Jessica Chastain, Franck de Lapersonne, Tobey Maguire et Adrien Brody ont été coupés au montage pour différentes raisons.
2018 : décision « éditoriale »

   


Dans Ma vie avec John F. Donovan, prochain film de Xavier Dolan, Jessica Chastain devait jouer le rôle d’une rédactrice en chef de tabloïd. Lundi 5 février, le cinéaste québécois a annoncé que son personnage avait été coupé du film. La décision serait « éditoriale » et n’aurait rien à voir avec le jeu de l’actrice qui, de son côté, a affirmé que cela s’était « fait dans le plus grand respect et avec amour ».
2017 : boycott politique

   


En février 2017, l’acteur français Franck de Lapersonne montait sur la scène d’un meeting du Front national à Lyon pour chauffer le public. Quelques mois plus tard sortait en salle Coexister, comédie de Fabrice Éboué, dans laquelle il devait faire une apparition. Mais, à la suite de ses engagements auprès de Marine Le Pen, le réalisateur l’a coupé au montage et a retourné la scène avec un autre acteur.
2012 : excès de notoriété

   


Dans L’Odyssée de Pi, qui met en scène un jeune garçon se retrouvant sur une barque avec un tigre, Tobey Maguire devait jouer le rôle d’un écrivain qui interviewe le héros à l’âge adulte. L’acteur a été coupé au montage par le réalisateur Ang Lee et remplacé par Rafe Spall. L’argument a été que sa célébrité, acquise grâce à son rôle de Spider-Man, aurait fait tache au milieu d’un casting d’inconnus.
2009 : disparition prématurée

   


Dans Brüno, Sacha Baron Cohen se fait passer pour un journaliste de mode autrichien qui rencontre des célébrités pour des interviews décalées. Il avait invité La Toya Jackson à manger des sushis sur le corps allongé et nu d’un homme obèse, et l’avait fait parler de son frère Michael. Ce dernier est mort pendant le montage.

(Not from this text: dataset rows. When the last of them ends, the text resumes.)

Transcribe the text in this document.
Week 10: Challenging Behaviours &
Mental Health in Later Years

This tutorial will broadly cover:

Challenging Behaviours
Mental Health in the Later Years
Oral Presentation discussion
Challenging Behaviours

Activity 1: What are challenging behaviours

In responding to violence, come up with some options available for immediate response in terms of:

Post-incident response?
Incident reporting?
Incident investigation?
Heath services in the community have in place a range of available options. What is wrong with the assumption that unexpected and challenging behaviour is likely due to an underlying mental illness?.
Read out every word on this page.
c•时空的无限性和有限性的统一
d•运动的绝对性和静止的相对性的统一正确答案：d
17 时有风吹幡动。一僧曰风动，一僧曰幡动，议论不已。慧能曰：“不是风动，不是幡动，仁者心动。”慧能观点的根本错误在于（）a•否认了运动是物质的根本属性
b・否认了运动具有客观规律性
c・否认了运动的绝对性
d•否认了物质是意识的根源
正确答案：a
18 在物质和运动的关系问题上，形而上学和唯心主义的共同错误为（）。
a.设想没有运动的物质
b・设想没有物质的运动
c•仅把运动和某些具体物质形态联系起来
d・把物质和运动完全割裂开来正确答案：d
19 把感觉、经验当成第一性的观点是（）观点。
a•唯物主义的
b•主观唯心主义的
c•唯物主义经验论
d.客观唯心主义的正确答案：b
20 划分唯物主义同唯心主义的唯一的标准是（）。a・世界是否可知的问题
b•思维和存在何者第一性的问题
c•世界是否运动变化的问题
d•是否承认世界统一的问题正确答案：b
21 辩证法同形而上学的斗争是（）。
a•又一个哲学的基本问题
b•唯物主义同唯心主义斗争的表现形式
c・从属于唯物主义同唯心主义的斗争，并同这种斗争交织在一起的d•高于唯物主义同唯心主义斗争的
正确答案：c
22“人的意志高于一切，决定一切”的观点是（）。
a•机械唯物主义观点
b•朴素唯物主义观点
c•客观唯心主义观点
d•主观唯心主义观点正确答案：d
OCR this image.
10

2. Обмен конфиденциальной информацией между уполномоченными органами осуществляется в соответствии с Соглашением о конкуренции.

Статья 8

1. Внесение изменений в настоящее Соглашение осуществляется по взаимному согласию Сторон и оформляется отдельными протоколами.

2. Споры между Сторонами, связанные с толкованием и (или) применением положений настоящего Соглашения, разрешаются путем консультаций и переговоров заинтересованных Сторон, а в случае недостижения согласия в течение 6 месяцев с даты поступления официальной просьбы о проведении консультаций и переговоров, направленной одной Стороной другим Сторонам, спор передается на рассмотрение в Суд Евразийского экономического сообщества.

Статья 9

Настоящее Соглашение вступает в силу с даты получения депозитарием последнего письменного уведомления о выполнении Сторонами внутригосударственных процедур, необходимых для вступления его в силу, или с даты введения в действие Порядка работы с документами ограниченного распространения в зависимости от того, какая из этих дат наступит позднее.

Eu égard au deuil de la famille, la scène a été retirée du film in extremis.
1998 : liberté artistique

   


Terrence Malick a l’habitude d’improviser ses films en cours de tournage et de supprimer des personnages. En 1998, il tourne un film de guerre, La Ligne rouge, avec Adrien Brody en premier rôle. C’est du moins ce que pense l’acteur, qui passe six mois sur le tournage, un uniforme sale sur le dos. Le soir de la première, en compagnie de ses parents, il découvre à l’écran que, au final, son rôle est très secondaire.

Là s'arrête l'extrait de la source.